After: The Yazata of Far-Sight and Warning

Leila's gift became her curse perfected. As the Goddess of Prescient Awareness, she sees every possible threat, every timeline where the Divs break through. She experiences every catastrophe before it happens.

On Némand, she is the early warning system—the voice that screams in the minds of her fellow Yazatas when danger approaches. She cannot rest because rest means blindness, and blindness means death.

Her prayers manifest as prophetic dreams, sudden intuitions, the feeling of being watched that saves your life. She speaks to mortals less than the others because every conversation reminds her of how young she was, how much she lost.

She is vigilant, anxious, and entirely indispensable. A goddess who wishes she could still just be a scout.

Engineer Darius: The Cynical Builder

Before

Age 41. Too old for wall duty, but the Army needed engineers more than it needed paper-pushers. Fifth tour. Stopped counting years ago.

Darius was good at his job—Tier 3 Architect-class, could build you a semi-autonomous defensive turret from scrap and prayers. He was also deeply, profoundly cynical. Believed the war was unwinnable, that they were just delaying the inevitable.

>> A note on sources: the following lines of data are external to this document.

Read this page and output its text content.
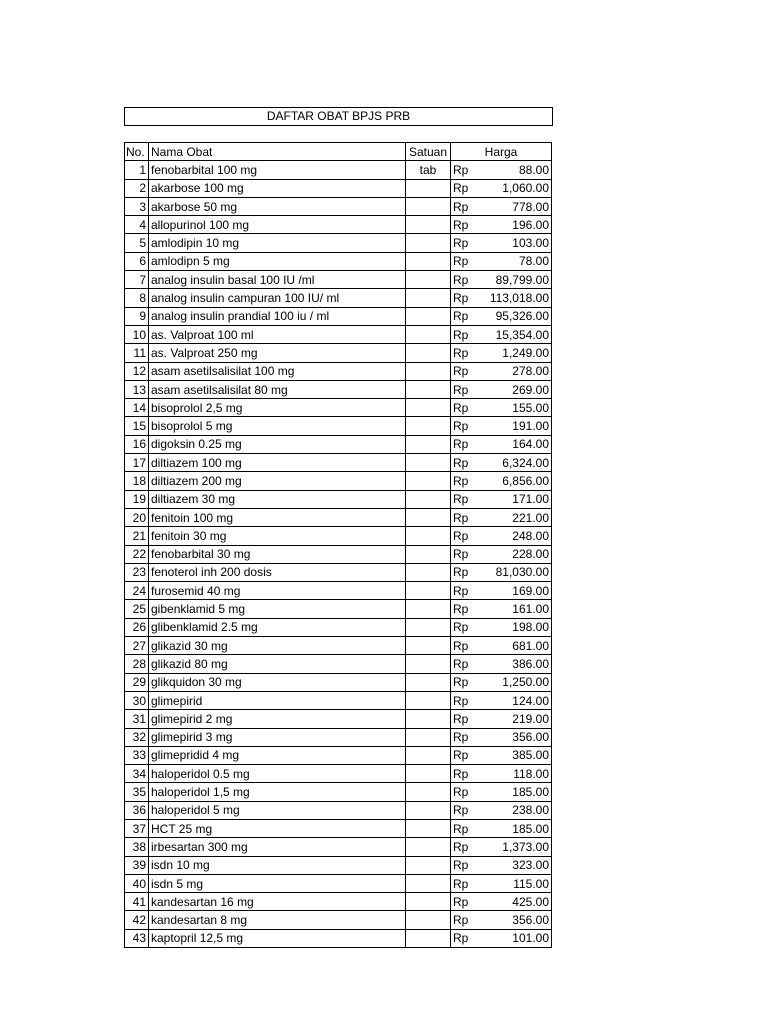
DAFTAR OBAT BPJS PRB
No.	Nama Obat	Satuan	Harga	
1	fenobarbital 100 mg	tab	Rp	88.00
2	akarbose 100 mg		Rp	1,060.00
3	akarbose 50 mg		Rp	778.00
4	allopurinol 100 mg		Rp	196.00
5	amlodipin 10 mg		Rp	103.00
6	amlodipn 5 mg		Rp	78.00
7	analog insulin basal 100 IU /ml		Rp	89,799.00
8	analog insulin campuran 100 IU/ ml		Rp	113,018.00
9	analog insulin prandial 100 iu / ml		Rp	95,326.00
10	as. Valproat 100 ml		Rp	15,354.00
11	as. Valproat 250 mg		Rp	1,249.00
12	asam asetilsalisilat 100 mg		Rp	278.00
13	asam asetilsalisilat 80 mg		Rp	269.00
14	bisoprolol 2,5 mg		Rp	155.00
15	bisoprolol 5 mg		Rp	191.00
16	digoksin 0.25 mg		Rp	164.00
17	diltiazem 100 mg		Rp	6,324.00
18	diltiazem 200 mg		Rp	6,856.00
19	diltiazem 30 mg		Rp	171.00
20	fenitoin 100 mg		Rp	221.00
21	fenitoin 30 mg		Rp	248.00
22	fenobarbital 30 mg		Rp	228.00
23	fenoterol inh 200 dosis		Rp	81,030.00
24	furosemid 40 mg		Rp	169.00
25	gibenklamid 5 mg		Rp	161.00
26	glibenklamid 2.5 mg		Rp	198.00
27	glikazid 30 mg		Rp	681.00
28	glikazid 80 mg		Rp	386.00
29	glikquidon 30 mg		Rp	1,250.00
30	glimepirid		Rp	124.00
31	glimepirid 2 mg		Rp	219.00
32	glimepirid 3 mg		Rp	356.00
33	glimepridid 4 mg		Rp	385.00
34	haloperidol 0.5 mg		Rp	118.00
35	haloperidol 1,5 mg		Rp	185.00
36	haloperidol 5 mg		Rp	238.00
37	HCT 25 mg		Rp	185.00
38	irbesartan 300 mg		Rp	1,373.00
39	isdn 10 mg		Rp	323.00
40	isdn 5 mg		Rp	115.00
41	kandesartan 16 mg		Rp	425.00
42	kandesartan 8 mg		Rp	356.00
43	kaptopril 12,5 mg		Rp	101.00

Still did his duty because what else was there?

No family. Had a partner once, lost them to a Div raid years back. Never bothered again. Figured everyone was on borrowed time anyway.

He went with the soldier because: 1) the soldier and Rostam saved his life during the Breach, 2) He'd seen the Taftan Core in schematics and was professionally curious, 3) He was tired and going out fighting felt better than waiting to die.

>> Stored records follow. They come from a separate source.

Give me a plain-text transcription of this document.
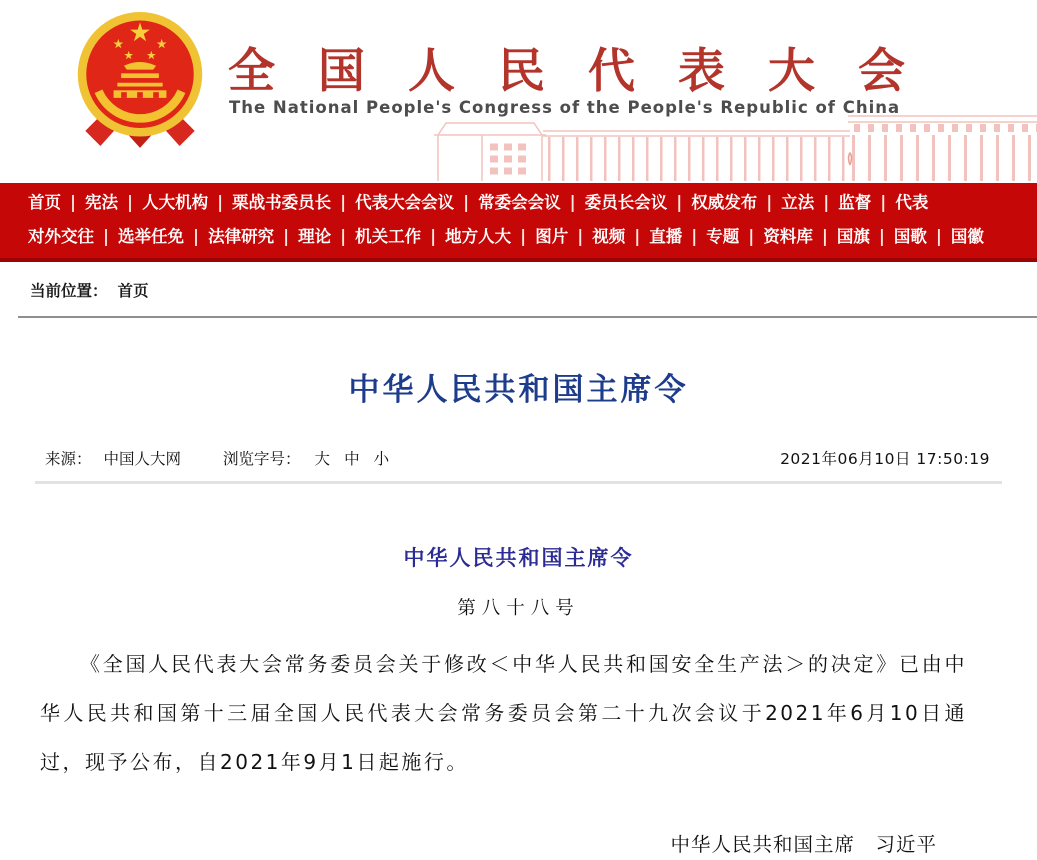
全国人民代表大会
The National People's Congress of the People's Republic of China
首页 | 宪法 | 人大机构 | 栗战书委员长 | 代表大会会议 | 常委会会议 | 委员长会议 | 权威发布 | 立法 | 监督 | 代表
对外交往 | 选举任免 | 法律研究 | 理论 | 机关工作 | 地方人大 | 图片 | 视频 | 直播 | 专题 | 资料库 | 国旗 | 国歌 | 国徽
当前位置： 首页
中华人民共和国主席令
来源： 中国人大网	浏览字号： 大 中 小	2021年06月10日 17:50:19
中华人民共和国主席令
第八十八号

《全国人民代表大会常务委员会关于修改＜中华人民共和国安全生产法＞的决定》已由中华人民共和国第十三届全国人民代表大会常务委员会第二十九次会议于2021年6月10日通过，现予公布，自2021年9月1日起施行。

中华人民共和国主席　习近平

After: The Yazata of Unyielding Structure

In godhood, Darius found the purpose cynicism had hidden. As the God of Immovable Architecture, he builds the un-breachable, the eternal, the absolutely reliable. His domain is structures that outlast their creators.

On Némand, he engineered the prison itself—the reality-binding mechanisms that keep the Divs contained. He maintains the cosmic infrastructure, the unseen scaffolding that prevents dimensional collapse.

His prayers are answered in moments of desperate construction: the bridge that shouldn't hold but does, the wall built in a day that stands for centuries, the machine that runs long after its creator is dust.

He is weary but precise. A god who understands that hope is a structural problem—and can be engineered accordingly.

The Eternal Garrison

Together, they form the Eternal Garrison of Némand—the first line of defense against the Divs' eternal hunger. They are not the gods humanity wanted. They are the gods humanity needed.

Rostam holds the line. Leila sees what's coming. Darius builds what cannot break. And above them all, the Broken Sun burns—the mad watchman, the soldier who could not come home.

They were squad Rostam-7, Wall Section 7, Western Approach. They held their position for seven hours. They've been holding it ever since.

"We didn't follow him because he was special. We followed him because he was us—and he refused to stop trying. If that made him a god, then godhood is just stubbornness with a really long shift."